When Basque was 13, her father sent her to study at a residential school. She then attended the Shubenacadie Indian Residential School from 1930 to 1932, years that she later characterized as "wasted". She entered the school to begin grade 8 but was still in the same grade two years later when she left. She finished high school in 1936 at Meteghan's Sacred Heart Academy.

In 1937, she earned her teacher's certificate from the Provincial Normal College, becoming the first Mi'kmaq to do so.

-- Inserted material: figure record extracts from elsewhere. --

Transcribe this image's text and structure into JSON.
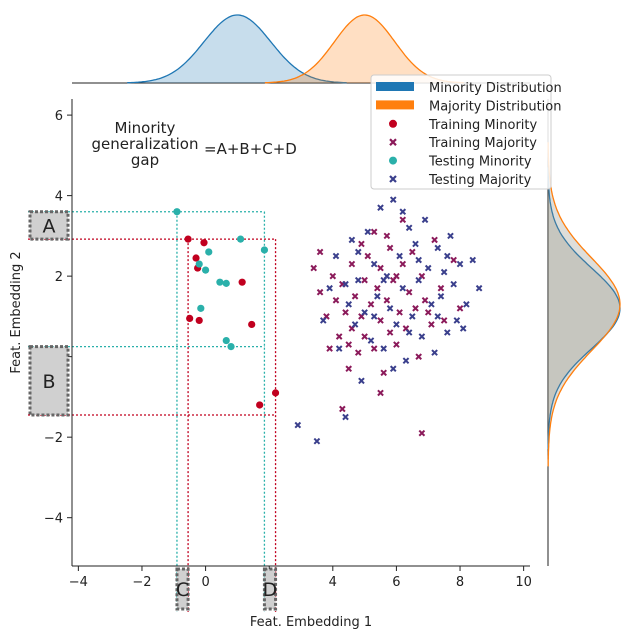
{
  "chart_data": {
    "type": "scatter",
    "xlabel": "Feat. Embedding 1",
    "ylabel": "Feat. Embedding 2",
    "xlim": [
      -4.2,
      10.2
    ],
    "ylim": [
      -5.2,
      6.4
    ],
    "xticks": [
      -4,
      -2,
      0,
      2,
      4,
      6,
      8,
      10
    ],
    "yticks": [
      -4,
      -2,
      0,
      2,
      4,
      6
    ],
    "annotation": {
      "title_lines": [
        "Minority",
        "generalization",
        "gap"
      ],
      "equation": "=A+B+C+D"
    },
    "gap_labels": [
      "A",
      "B",
      "C",
      "D"
    ],
    "gap_bounds": {
      "train_x": [
        -0.55,
        2.2
      ],
      "train_y": [
        -1.45,
        2.92
      ],
      "test_x": [
        -0.9,
        1.85
      ],
      "test_y": [
        0.25,
        3.6
      ]
    },
    "colors": {
      "minority_dist": "#1f77b4",
      "majority_dist": "#ff7f0e",
      "training_minority": "#c1001f",
      "training_majority": "#8b1a5a",
      "testing_minority": "#2ab0aa",
      "testing_majority": "#3a3f8c"
    },
    "legend": {
      "placement": "top-right",
      "entries": [
        {
          "label": "Minority Distribution",
          "kind": "line",
          "color": "#1f77b4"
        },
        {
          "label": "Majority Distribution",
          "kind": "line",
          "color": "#ff7f0e"
        },
        {
          "label": "Training Minority",
          "kind": "dot",
          "color": "#c1001f"
        },
        {
          "label": "Training Majority",
          "kind": "cross",
          "color": "#8b1a5a"
        },
        {
          "label": "Testing Minority",
          "kind": "dot",
          "color": "#2ab0aa"
        },
        {
          "label": "Testing Majority",
          "kind": "cross",
          "color": "#3a3f8c"
        }
      ]
    },
    "marginal_x": [
      {
        "name": "Minority Distribution",
        "mean": 1.0,
        "sd": 1.05,
        "color": "#1f77b4"
      },
      {
        "name": "Majority Distribution",
        "mean": 5.0,
        "sd": 0.95,
        "color": "#ff7f0e"
      }
    ],
    "marginal_y": [
      {
        "name": "Minority Distribution",
        "mean": 1.2,
        "sd": 1.0,
        "color": "#1f77b4"
      },
      {
        "name": "Majority Distribution",
        "mean": 1.3,
        "sd": 1.15,
        "color": "#ff7f0e"
      }
    ],
    "series": [
      {
        "name": "Training Minority",
        "marker": "dot",
        "color": "#c1001f",
        "points": [
          [
            -0.55,
            2.92
          ],
          [
            -0.05,
            2.83
          ],
          [
            -0.3,
            2.45
          ],
          [
            -0.25,
            2.2
          ],
          [
            -0.5,
            0.95
          ],
          [
            -0.2,
            0.9
          ],
          [
            1.15,
            1.85
          ],
          [
            1.45,
            0.8
          ],
          [
            1.7,
            -1.2
          ],
          [
            2.2,
            -0.9
          ]
        ]
      },
      {
        "name": "Testing Minority",
        "marker": "dot",
        "color": "#2ab0aa",
        "points": [
          [
            -0.9,
            3.6
          ],
          [
            1.1,
            2.92
          ],
          [
            1.85,
            2.65
          ],
          [
            0.1,
            2.6
          ],
          [
            -0.2,
            2.3
          ],
          [
            0.0,
            2.15
          ],
          [
            0.45,
            1.85
          ],
          [
            0.65,
            1.82
          ],
          [
            -0.15,
            1.2
          ],
          [
            0.65,
            0.4
          ],
          [
            0.8,
            0.25
          ]
        ]
      },
      {
        "name": "Training Majority",
        "marker": "cross",
        "color": "#8b1a5a",
        "points": [
          [
            3.4,
            2.2
          ],
          [
            3.6,
            2.6
          ],
          [
            3.6,
            1.6
          ],
          [
            3.8,
            1.0
          ],
          [
            3.9,
            0.2
          ],
          [
            4.0,
            2.0
          ],
          [
            4.1,
            1.4
          ],
          [
            4.2,
            0.5
          ],
          [
            4.3,
            1.8
          ],
          [
            4.4,
            1.1
          ],
          [
            4.5,
            -0.3
          ],
          [
            4.6,
            0.7
          ],
          [
            4.6,
            2.3
          ],
          [
            4.7,
            1.5
          ],
          [
            4.8,
            0.1
          ],
          [
            4.9,
            2.8
          ],
          [
            4.9,
            1.0
          ],
          [
            5.0,
            0.5
          ],
          [
            5.0,
            1.9
          ],
          [
            5.1,
            2.5
          ],
          [
            5.2,
            1.3
          ],
          [
            5.3,
            0.2
          ],
          [
            5.3,
            3.1
          ],
          [
            5.4,
            1.7
          ],
          [
            5.5,
            0.9
          ],
          [
            5.5,
            2.2
          ],
          [
            5.6,
            -0.4
          ],
          [
            5.7,
            1.4
          ],
          [
            5.8,
            0.6
          ],
          [
            5.8,
            2.7
          ],
          [
            5.9,
            1.9
          ],
          [
            6.0,
            0.3
          ],
          [
            6.1,
            1.1
          ],
          [
            6.2,
            3.4
          ],
          [
            6.2,
            2.3
          ],
          [
            6.3,
            0.7
          ],
          [
            6.4,
            1.6
          ],
          [
            6.5,
            2.6
          ],
          [
            6.6,
            1.2
          ],
          [
            6.7,
            0.0
          ],
          [
            6.8,
            2.0
          ],
          [
            6.9,
            1.4
          ],
          [
            6.8,
            -1.9
          ],
          [
            7.1,
            0.8
          ],
          [
            7.2,
            2.9
          ],
          [
            7.4,
            1.7
          ],
          [
            7.5,
            0.9
          ],
          [
            7.8,
            2.4
          ],
          [
            8.0,
            1.2
          ],
          [
            4.3,
            -1.3
          ],
          [
            5.5,
            -0.9
          ],
          [
            6.0,
            2.0
          ],
          [
            4.5,
            0.3
          ],
          [
            5.7,
            3.0
          ],
          [
            7.0,
            1.1
          ]
        ]
      },
      {
        "name": "Testing Majority",
        "marker": "cross",
        "color": "#3a3f8c",
        "points": [
          [
            2.9,
            -1.7
          ],
          [
            3.5,
            -2.1
          ],
          [
            3.7,
            0.9
          ],
          [
            3.9,
            1.7
          ],
          [
            4.1,
            2.5
          ],
          [
            4.2,
            0.2
          ],
          [
            4.4,
            -1.5
          ],
          [
            4.5,
            1.3
          ],
          [
            4.6,
            2.9
          ],
          [
            4.7,
            0.8
          ],
          [
            4.8,
            1.9
          ],
          [
            4.9,
            -0.6
          ],
          [
            5.0,
            1.1
          ],
          [
            5.1,
            3.1
          ],
          [
            5.2,
            0.4
          ],
          [
            5.3,
            2.3
          ],
          [
            5.4,
            1.5
          ],
          [
            5.5,
            3.7
          ],
          [
            5.6,
            0.2
          ],
          [
            5.7,
            2.0
          ],
          [
            5.8,
            1.2
          ],
          [
            5.9,
            3.9
          ],
          [
            6.0,
            0.8
          ],
          [
            6.1,
            2.5
          ],
          [
            6.2,
            1.7
          ],
          [
            6.3,
            -0.1
          ],
          [
            6.4,
            3.2
          ],
          [
            6.5,
            1.0
          ],
          [
            6.6,
            2.8
          ],
          [
            6.7,
            1.9
          ],
          [
            6.8,
            0.5
          ],
          [
            6.9,
            3.4
          ],
          [
            7.0,
            2.2
          ],
          [
            7.1,
            1.3
          ],
          [
            7.2,
            0.1
          ],
          [
            7.3,
            2.7
          ],
          [
            7.4,
            1.5
          ],
          [
            7.5,
            2.1
          ],
          [
            7.6,
            0.6
          ],
          [
            7.7,
            3.0
          ],
          [
            7.8,
            1.8
          ],
          [
            7.9,
            0.9
          ],
          [
            8.0,
            2.3
          ],
          [
            8.2,
            1.3
          ],
          [
            8.4,
            2.4
          ],
          [
            8.6,
            1.7
          ],
          [
            8.1,
            0.7
          ],
          [
            5.9,
            -0.3
          ],
          [
            6.2,
            3.6
          ],
          [
            4.8,
            2.6
          ],
          [
            5.3,
            1.0
          ],
          [
            6.7,
            2.4
          ],
          [
            7.3,
            1.0
          ],
          [
            4.4,
            1.8
          ],
          [
            5.6,
            1.9
          ],
          [
            6.4,
            0.6
          ],
          [
            7.6,
            2.5
          ]
        ]
      }
    ]
  }
}
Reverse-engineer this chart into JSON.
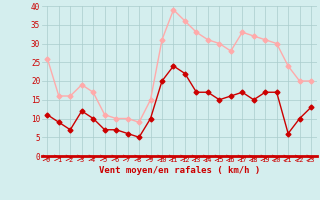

After obtaining her teaching license, she attempted to apply for a teaching job at Inverness County. After a meeting, the county school inspector asked her to go home, noting that members of the community would oppose having a Mi’kmaq teaching their children. By 1939, she was employed at the Indian Day School, a newly opened school for Mi’kmaq children in Indian Brook.

At Indian Brook, Basque met her husband Isaac, a farmer. They got married and had four children.

When Basque transferred to a school in Cape Breton Island, she became the first Aboriginal person to teach in a non-Native school. In 1951, Basque relocated to Boston, Massachusetts and lived there with her family for almost 30 years. Her husband was employed at Algonquin Gas Transmission Company while she did public relations work. When her children were old enough, Basque returned to teaching and worked for the Boston Indian Council. She lectured on topics that include Indian elderly, Mi'kmaq culture, and the status of American Indian people. She was active in promoting the rights of First Nations and Native American peoples, particularly seniors. A paper that she wrote detailing the problems of the native American elderly was sent to the U.S. Senate as a position paper. She also served on the Elders' Board of Directors for the Mi'kmawey Debert Cultural Centre.

Basque was selected as a member of the Order of Canada on November 4, 2009, for her pioneering work as an educator and for advocating the works of seniors and aboriginal people. She was awarded an honorary doctorate in 2005 by the Universite Sainte-Anne.

Basque died on April 11, 2016, at her home in Hectanooga.